Подробная история моих отношениий с Мурой подходит к концу. Мой ультиматум остался без ответа, и ключ от двери не был возвращен. Она не собиралась с ним расставаться. В скором времени я задался целью найти себе дом на Ганновер-террас, неподалеку от Риджент-парка, и стал раздумывать, каково оно будет, мое жилище в таком приятном районе, где я проведу свои последние годы, но для Муры я не приберегал там места.
«Отвести этаж тебе, Тане и Павлу, чтобы у тебя была собственная гостиная и собственный колокольчик? — спросил я, когда в последний раз размечтался о браке. — Мы еще можем это устроить».
«Разве мы это уже не обсуждали, милый?» — уклончиво ответила она.
«Хорошо, — сказал я. — Держись своего восемьдесят восьмого и всего, что он для тебя значит. Скоро там все снесут и построят доходный дом, и все вы, русские, кинетесь врассыпную, словно уховертки из-под камня. А потом, наверно, по своему обыкновению, опять соберетесь. Но, поверь мне, от дома на Ганновер-террас у тебя ключа не будет — и не вини меня, если тебе это не понравится».
Однако Мура ни за что не поверит, что дверь для нее закрыта, пока не убедится, что она заперта и на ее стук никто не отзывается. Но я не смогу не отозваться на ее стук. Когда она постучится, я, вероятно, ее впущу — но с каждым разом буду все более отдален от нее.
(И в самом деле — прибавляю я в июле 1936 года — она получила ключ от нового дома, когда в мае вернула тот, которым отпирала дверь на Чилтерн-Корт.)

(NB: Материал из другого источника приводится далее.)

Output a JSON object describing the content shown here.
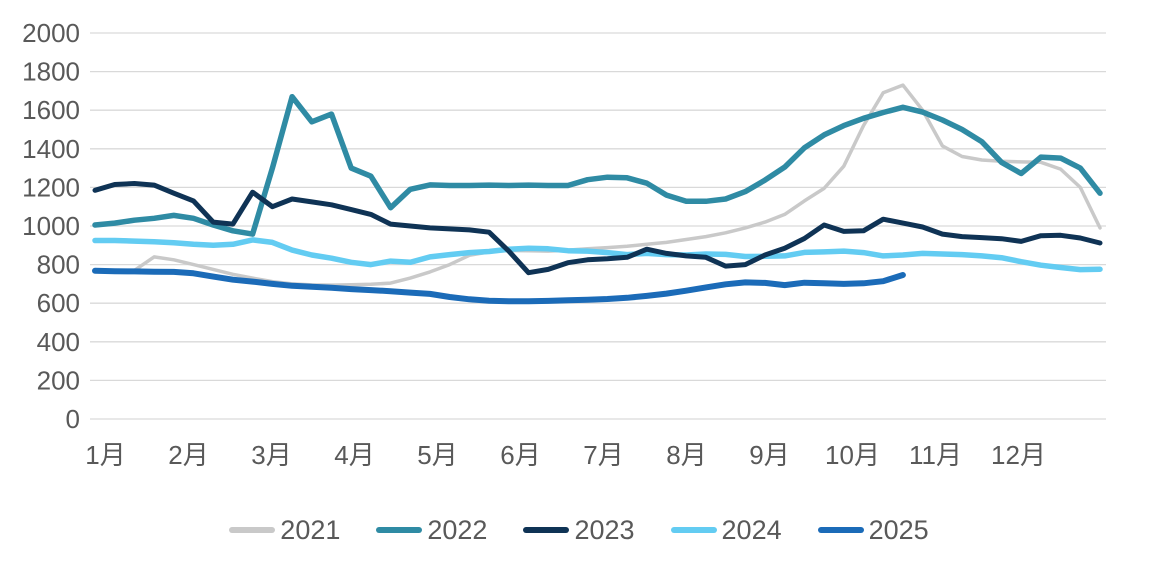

Возможно, есть предел отдаленности, как у планеты есть афелий. Наверно, мы с ней никогда окончательно не расстанемся. Между нами существует иррациональное притяжение. Похоже, нам суждено пребывать в этом состоянии свободной близости, подобно двойным звездам, которые обращаются одна вокруг другой, но никогда не сливаются воедино. Сама наша свобода предотвращает окончательный разрыв. Нас соединяют привычки и обыкновения, у которых бывают приливы и отливы. Дико говорить, будто я все еще влюблен. И однако, я люблю — на свой лад. Вряд ли мы любим друг друга крепко, неизменно и постоянно, но у нас все еще бывают полосы тесного общения, и оно удовлетворяет обоих. И мы гордимся друг другом и чувствуем, что принадлежим друг другу. Все еще. Ей приятно слушать, когда хвалят меня, а мне — когда хвалят ее.

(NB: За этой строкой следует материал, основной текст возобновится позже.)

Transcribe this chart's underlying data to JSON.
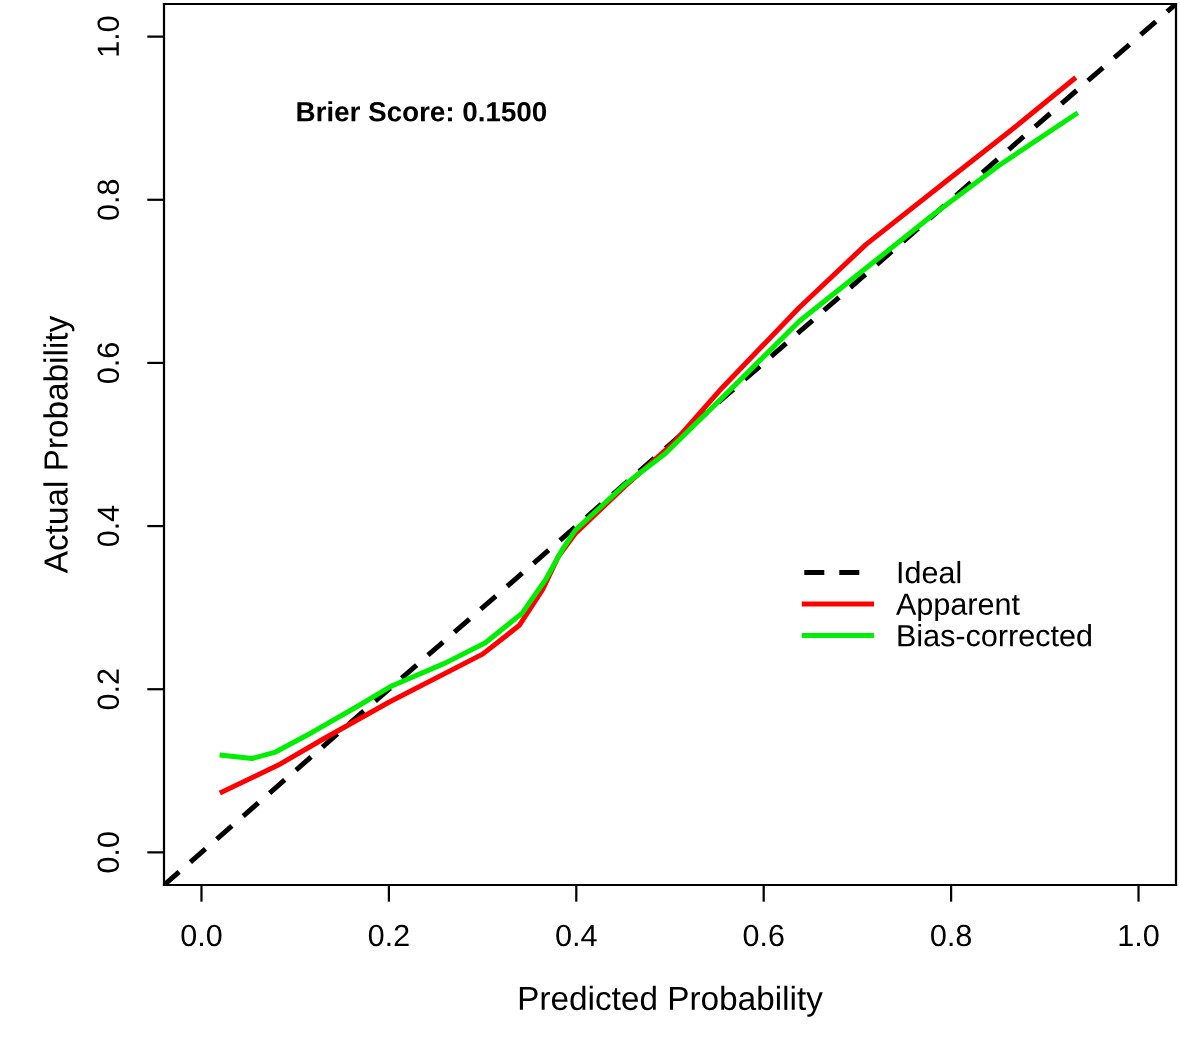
{
  "chart_data": {
    "type": "line",
    "xlabel": "Predicted Probability",
    "ylabel": "Actual Probability",
    "xlim": [
      -0.04,
      1.04
    ],
    "ylim": [
      -0.04,
      1.04
    ],
    "xticks": [
      {
        "value": 0,
        "label": "0.0"
      },
      0.2,
      0.4,
      0.6,
      0.8,
      {
        "value": 1,
        "label": "1.0"
      }
    ],
    "yticks": [
      {
        "value": 0,
        "label": "0.0"
      },
      0.2,
      0.4,
      0.6,
      0.8,
      {
        "value": 1,
        "label": "1.0"
      }
    ],
    "grid": false,
    "legend": "bottom right",
    "marker": "none",
    "annotations": [
      "Brier Score: 0.1500"
    ],
    "series": [
      {
        "name": "Ideal",
        "color": "#000000",
        "line_style": "dashed",
        "x": [
          -0.04,
          1.04
        ],
        "values": [
          -0.04,
          1.04
        ]
      },
      {
        "name": "Apparent",
        "color": "#ff0000",
        "line_style": "solid",
        "x": [
          0.022,
          0.082,
          0.13,
          0.2,
          0.3,
          0.339,
          0.364,
          0.381,
          0.399,
          0.452,
          0.503,
          0.556,
          0.638,
          0.709,
          0.794,
          0.866,
          0.931
        ],
        "values": [
          0.074,
          0.107,
          0.139,
          0.184,
          0.243,
          0.278,
          0.322,
          0.363,
          0.391,
          0.449,
          0.501,
          0.57,
          0.668,
          0.745,
          0.822,
          0.887,
          0.948
        ]
      },
      {
        "name": "Bias-corrected",
        "color": "#00ee00",
        "line_style": "solid",
        "x": [
          0.022,
          0.054,
          0.079,
          0.118,
          0.168,
          0.203,
          0.26,
          0.303,
          0.342,
          0.367,
          0.385,
          0.399,
          0.453,
          0.495,
          0.567,
          0.638,
          0.709,
          0.78,
          0.851,
          0.933
        ],
        "values": [
          0.119,
          0.115,
          0.123,
          0.147,
          0.18,
          0.204,
          0.232,
          0.257,
          0.293,
          0.334,
          0.371,
          0.395,
          0.452,
          0.489,
          0.57,
          0.651,
          0.716,
          0.781,
          0.842,
          0.905
        ]
      }
    ]
  }
}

Это было написано в июне 1935 года. В августе Мура уехала в Эстонию, и я написал ей из Англии несколько жестко откровенных писем, повторяя все свои резоны, по которым нам следовало окончательно и бесповоротно расстаться. Она отвечала нежно. «Отчего ты так лютуешь в письмах?» И кажется, предполагала подробно ответить на мои обвинения. Вернулась она в сентябре, чтобы с неизменной своей невозмутимостью возобновить наши отношения. Она неожиданно появилась на приеме, который как президент ПЕН-клуба (Мура тоже его член) я устроил для Института журналистики. Я увидел, что она направляется ко мне, как всегда, с самым безмятежным видом, а глаза ее светятся насмешливой нежностью, и обрадовался. Мы оба обрадовались…
Дом 88 в Найтсбридже снесли, как тому и быть должно, и осенью 1935 года, вопреки моему пророчеству, тамошнее сообщество эмигрантов исхитрилось весьма благополучно обосноваться в доме 81 на Кадогэн-сквер.

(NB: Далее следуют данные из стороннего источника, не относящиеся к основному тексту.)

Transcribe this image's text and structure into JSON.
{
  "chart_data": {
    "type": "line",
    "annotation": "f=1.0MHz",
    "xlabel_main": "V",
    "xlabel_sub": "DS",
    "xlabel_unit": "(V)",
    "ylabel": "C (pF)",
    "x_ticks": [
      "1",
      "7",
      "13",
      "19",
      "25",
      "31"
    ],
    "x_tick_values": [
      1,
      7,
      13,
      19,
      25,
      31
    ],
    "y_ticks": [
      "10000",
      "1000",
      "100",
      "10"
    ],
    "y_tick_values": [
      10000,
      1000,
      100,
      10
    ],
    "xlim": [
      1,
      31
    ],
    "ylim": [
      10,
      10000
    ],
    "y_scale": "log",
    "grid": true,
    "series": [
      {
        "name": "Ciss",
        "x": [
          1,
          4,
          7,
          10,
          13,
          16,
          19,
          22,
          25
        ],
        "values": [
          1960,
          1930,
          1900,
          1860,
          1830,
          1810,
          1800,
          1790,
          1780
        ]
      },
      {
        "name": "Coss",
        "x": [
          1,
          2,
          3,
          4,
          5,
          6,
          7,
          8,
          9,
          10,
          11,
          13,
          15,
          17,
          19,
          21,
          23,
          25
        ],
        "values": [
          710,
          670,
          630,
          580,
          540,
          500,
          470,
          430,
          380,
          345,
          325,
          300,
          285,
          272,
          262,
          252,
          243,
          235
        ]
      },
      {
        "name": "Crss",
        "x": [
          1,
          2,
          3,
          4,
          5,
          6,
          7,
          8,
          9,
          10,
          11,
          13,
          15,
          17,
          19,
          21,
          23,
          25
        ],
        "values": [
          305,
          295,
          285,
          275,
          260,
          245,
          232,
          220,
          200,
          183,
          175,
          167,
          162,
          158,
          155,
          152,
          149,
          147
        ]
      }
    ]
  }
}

Многое из вышесказанного могут счесть обвинением в адрес Муры, но если так, значит, я неточно выражал свою мысль. Если это обвинение, так обвинение самой жизни, несоответствию мужских и женских желаний, мужской и женской логики. Это одна, индивидуальная точка зрения на главную трудность в отношениях между современными мужчиной и женщиной, осложненных глубоким различием между причудливым русским мышлением Муры, способным вычеркнуть из памяти все, что ей неприятно, и образом мысли человека, привыкшего к мышлению упорядоченному. Это еще и свидетельство моих собственных неразумных, чудовищных требований к Призраку Возлюбленной, которые основаны на обременительной крупности той персоны, какой я хотел себя видеть. Я знаю: я стремлюсь быть такой величиной, до которой мне не дотянуться. Болезненно чувствительный, по-детски тоскующий о помощи, я недостаточно велик для «великого человека».